When you operate at the very core of global internet connectivity - carrying traffic for thousands of operators, content providers and enterprises, reaching billions of end users - a compromised or failed authentication event can cost a lot.
Arelion, one of the world’s largest Tier 1 internet providers, understood this clearly when it set out to build its own independent IT foundation following its 2021 divestment from Telia Company. Choosing the right identity and access management solution was a strategic decision about control, security and long-term competitive resilience.
Arelion chose Curity.
We operate at the very core of internet connectivity. Our customers are measured in thousands, but the impact of our services reaches billions of users.” - Per-Axel Felth, Head of IT Architecture, Arelion
Two Years to Build Independence
Following its divestment, Arelion had two years to establish a fully independent IT landscape. Identity was among the most critical components to get right.
The requirements were straightforward: self-hosted deployment, deep flexibility for custom use cases, integration with on-premise user repositories, strict adherence to open standards like OAuth and OpenID Connect and support for specific flows.
Choosing a SaaS identity provider would have meant accepting someone else’s architectural constraints, vendor upgrade schedules and limited control over the token issuance, structure of claims and enforcing permissions.
“We wanted to keep control and make sure we could cover all our use cases” said Per-Axel “With SaaS services, you often don’t get the flexibility we needed.

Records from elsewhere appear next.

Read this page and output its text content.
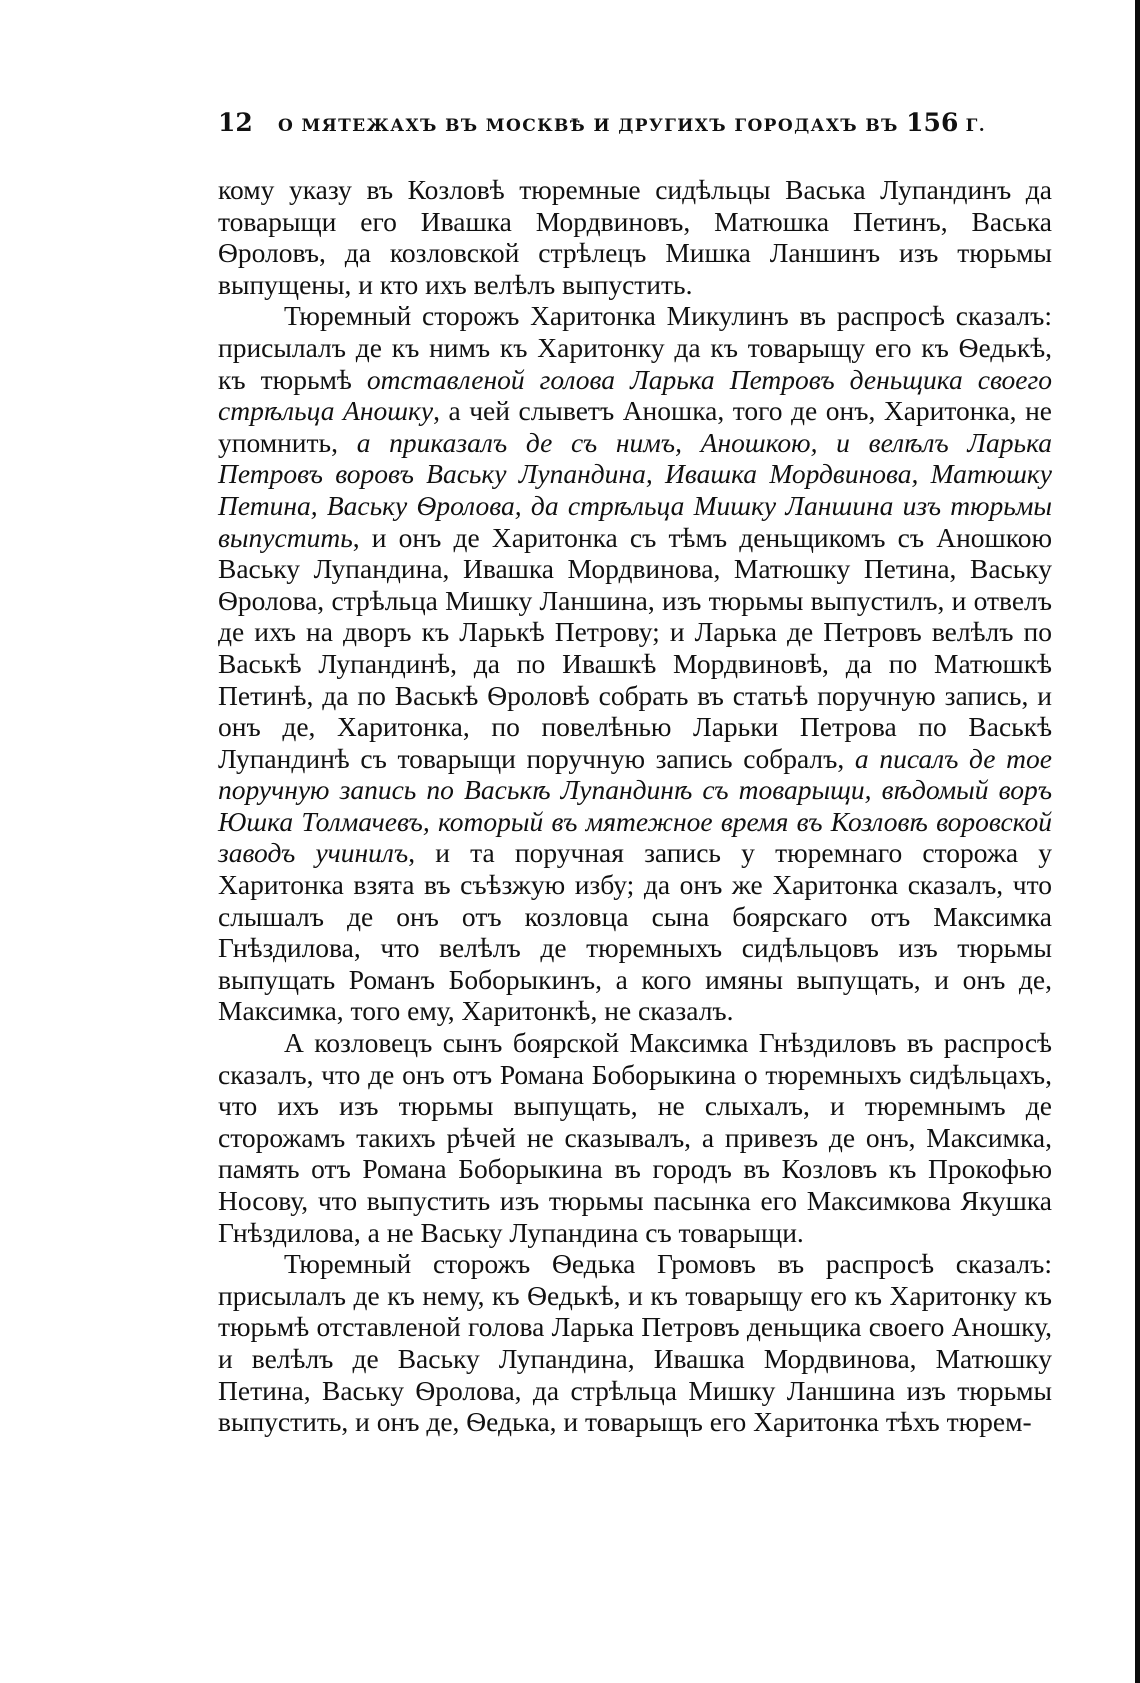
12	О МЯТЕЖАХЪ ВЪ МОСКВѢ И ДРУГИХЪ ГОРОДАХЪ ВЪ 156 Г.

кому указу въ Козловѣ тюремные сидѣльцы Васька Лупандинъ да товарыщи его Ивашка Мордвиновъ, Матюшка Петинъ, Васька Ѳроловъ, да козловской стрѣлецъ Мишка Ланшинъ изъ тюрьмы выпущены, и кто ихъ велѣлъ выпустить.

Тюремный сторожъ Харитонка Микулинъ въ распросѣ сказалъ: присылалъ де къ нимъ къ Харитонку да къ товарыщу его къ Ѳедькѣ, къ тюрьмѣ отставленой голова Ларька Петровъ деньщика своего стрѣльца Аношку, а чей слыветъ Аношка, того де онъ, Харитонка, не упомнить, а приказалъ де съ нимъ, Аношкою, и велѣлъ Ларька Петровъ воровъ Ваську Лупандина, Ивашка Мордвинова, Матюшку Петина, Ваську Ѳролова, да стрѣльца Мишку Ланшина изъ тюрьмы выпустить, и онъ де Харитонка съ тѣмъ деньщикомъ съ Аношкою Ваську Лупандина, Ивашка Мордвинова, Матюшку Петина, Ваську Ѳролова, стрѣльца Мишку Ланшина, изъ тюрьмы выпустилъ, и отвелъ де ихъ на дворъ къ Ларькѣ Петрову; и Ларька де Петровъ велѣлъ по Васькѣ Лупандинѣ, да по Ивашкѣ Мордвиновѣ, да по Матюшкѣ Петинѣ, да по Васькѣ Ѳроловѣ собрать въ статьѣ поручную запись, и онъ де, Харитонка, по повелѣнью Ларьки Петрова по Васькѣ Лупандинѣ съ товарыщи поручную запись собралъ, а писалъ де тое поручную запись по Васькѣ Лупандинѣ съ товарыщи, вѣдомый воръ Юшка Толмачевъ, который въ мятежное время въ Козловѣ воровской заводъ учинилъ, и та поручная запись у тюремнаго сторожа у Харитонка взята въ съѣзжую избу; да онъ же Харитонка сказалъ, что слышалъ де онъ отъ козловца сына боярскаго отъ Максимка Гнѣздилова, что велѣлъ де тюремныхъ сидѣльцовъ изъ тюрьмы выпущать Романъ Боборыкинъ, а кого имяны выпущать, и онъ де, Максимка, того ему, Харитонкѣ, не сказалъ.

А козловецъ сынъ боярской Максимка Гнѣздиловъ въ распросѣ сказалъ, что де онъ отъ Романа Боборыкина о тюремныхъ сидѣльцахъ, что ихъ изъ тюрьмы выпущать, не слыхалъ, и тюремнымъ де сторожамъ такихъ рѣчей не сказывалъ, а привезъ де онъ, Максимка, память отъ Романа Боборыкина въ городъ въ Козловъ къ Прокофью Носову, что выпустить изъ тюрьмы пасынка его Максимкова Якушка Гнѣздилова, а не Ваську Лупандина съ товарыщи.

Тюремный сторожъ Ѳедька Громовъ въ распросѣ сказалъ: присылалъ де къ нему, къ Ѳедькѣ, и къ товарыщу его къ Харитонку къ тюрьмѣ отставленой голова Ларька Петровъ деньщика своего Аношку, и велѣлъ де Ваську Лупандина, Ивашка Мордвинова, Матюшку Петина, Ваську Ѳролова, да стрѣльца Мишку Ланшина изъ тюрьмы выпустить, и онъ де, Ѳедька, и товарыщъ его Харитонка тѣхъ тюрем-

Having a self-hosted solution gave us that confidence”.
Curity delivered what the alternatives couldn’t: an enterprise-grade identity platform built on open standards with the deployment control Arelion needed to build an independent foundation for its business.
Curity vs SaaS
| Requirement | Curity | Typical SaaS IAM |
|---|---|---|
| Self-hosted deployment | ✓ | X |
| On-premise data store integration | ✓ | X |
| Full OAuth flow flexibility | ✓ | Partial |
| Token Intelligence | ✓ | X |
| Rolling upgrades | ✓ | Vendor-managed |
| Kubernetes production ready | ✓ | Not applicable |
| Open standards | ✓ | ✓ |
Curity - One Platform for Customers, APIs and Internal Systems
Rather than treating customer authentication and API security as separate domains requiring separate vendors, Arelion built a single, unified identity layer on Curity - one platform serving every integration point in the business.
The customer portal uses different identity flows to support users, APIs, and partner integrations. User authentication runs on the OAuth 2.0 authorization code flow, while internal and external APIs are protected using JWT bearer tokens and client credentials. Server-to-server communication runs on assertion flows and partner integrations are handled through federated identity.
Production Performance: Reliability at Backbone Scale
For Arelion’s customers - major global enterprises, operators and digital infrastructure providers - even a brief authentication failure carries significant operational and reputational consequences. In production, Curity has delivered precisely the stability the business requires.
Rolling upgrades are performed without customer impact, on Arelion’s terms, so that version changes introduce no downtime. The team emphasizes that the environment is stable, performant and operationally predictable - all these are critical for a company whose own value proposition to its customers rests on exactly these qualities.
Kubernetes at Scale: From Early Adopter to Production Ready
Arelion deployed Curity on AWS EKS - and both parties are honest about this learning curve. Curity’s Kubernetes support was not yet where it needed to be and Arelion found itself in early-adopter territory. Through the great collaboration, Arelion worked closely with Curity’s support to adapt their own deployment model and push the platform forward. Working through the hard problems together was worth it: today, the EKS environment is stable and the team runs version changes smoothly.
Toward More Granular, Risk-Adaptive Security
Arelion’s identity program continues to evolve. The next phase is focused on moving away from uniform security controls toward a risk-adaptive model, where token lifetimes, authentication strength and permission scope are dynamically tied to the privilege level of the action being performed. The team is leveraging the token intelligence capabilities of the Curity Identity Server by developing differentiated token lifetimes and also investigating stronger second-factor requirements for high-risk operations.
Compliance requirements are also becoming increasingly central, reinforcing the business case for a robust, adaptable identity foundation that Curity offers.
Identity as Competitive Infrastructure
For Arelion, the Curity platform is not a standalone security tool but rather a part of the critical infrastructure that makes the business possible - the foundation on which customer trust, API security and operational reliability are built.
From post-divestment urgency to stable, scalable production, Arelion’s journey is a case study in treating identity as a strategic asset rather than a compliance cost. The flexibility to customize token issuance, the control that comes with self-hosted deployment and the open standards architecture that enables future integrations - these are the characteristics that make the Curity Identity Server the right choice for organizations that require full control, flexibility and trust in their identity infrastructure.